The shape of the train feature matrix for a batch is
batch_size x number_of_features, and the target is of the size batch_size x 1
(2) classify() - Given a vector of weight and a batch of the input returns the w^Tx.
(3) get_objective_function() - Returns a pointer to the loss function according to the
combination of the input.
(4) get_gradient_function() - Returns a pointer to the gradient function according to the
combination of the input.
(5) train()- The input to the function is an object from the DataLoader class(used to read
a train file). Additionally it also takes as input the loss_type, regularisation type and the value
of C.
(6) test() - Given a set of input feature and weights, it returns the classified labels.

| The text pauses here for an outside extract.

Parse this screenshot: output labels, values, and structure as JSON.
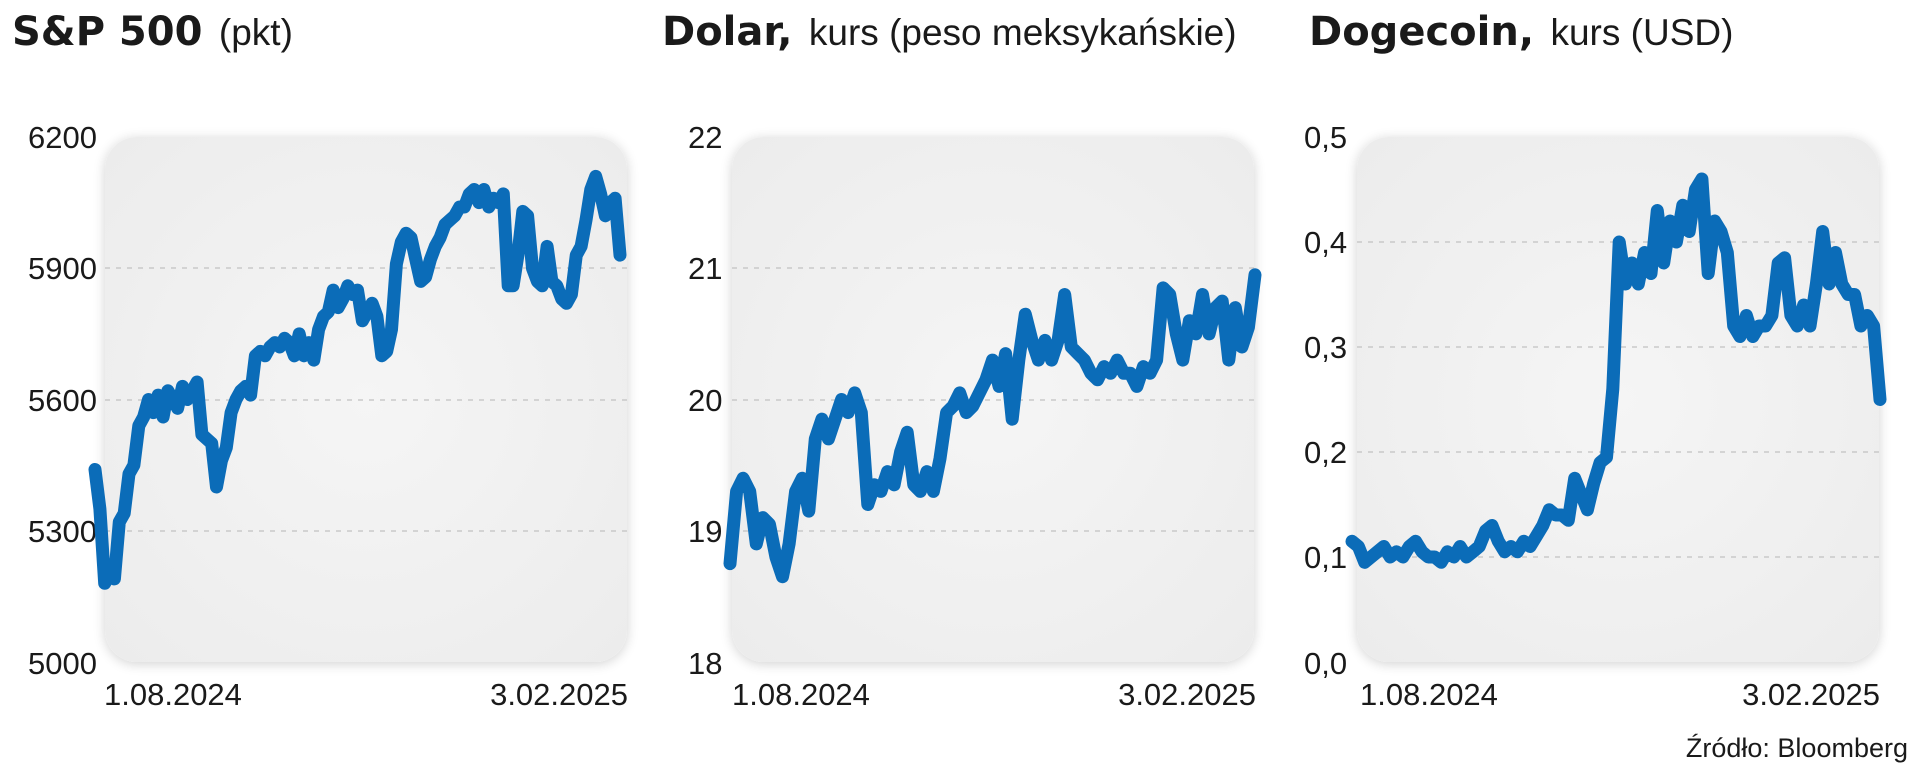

(7) get_data() - For reading the test file.
(8) main() - This function initialises the DataLoader object for the train file. The
arguments passed from the terminal are the loss_type,regulariser,value of C,
train_file,test_file.
Description of utils.py
You are to required to implement this module. This module computes the necessary loss
and regulariser values. Also it should contain the gradients of the loss function and various
regularisers
Additional Description- The bias term can be appended along with the weight vector, as its
last term and to accommodate that you need to append a ‘1’ in the input feature vector.
A command line argument to run the code is
python2 main.py --loss logistic_loss --batch-size 64 --train-data train.csv --test-data test.csv
--loss-weight 1
Note:
You can change any function, in “main.py” , modify them or use them however you like, or
rewrite the entire thing from scratch. The “main.py” is just given for reference. As long as
your code takes the following command line arguments and generates an “output.csv”
The “main.py” is given for reference just for modularity and to make the code easy to
understand.
Please go through scipy.optimise function and understand the necessary arguments that
needs to be passed, to the optimise function.
Do not change the function declarations in utils.py. Even if you write a code in other
language, the utils.py section should be there with all the functions.
Implement all the functions in “utils.py” , please do not change their declaration (the function
name, the accepted parameters and the returned parameters)
All the loss functions take input as (target,output) and returns the loss.
Similarly all grad functions take input as weights,batch_X,batch_Y and predicted outputs
The regularisers only take weight as their parameters
Suggestions:
So that the model can train better you can normalise the data. It is encouraged to see how
the results vary for different batch sizes (tweak the batch size parameters to get better
convergence). Observe the difference between updating gradients per sample vs updating
gradients for a batch vs updating gradients from the entire training set. Try out various
values of C , and see the impact on the validation set. It will also be interesting to see how a
regularised vs non- regularised model performs on the validation set.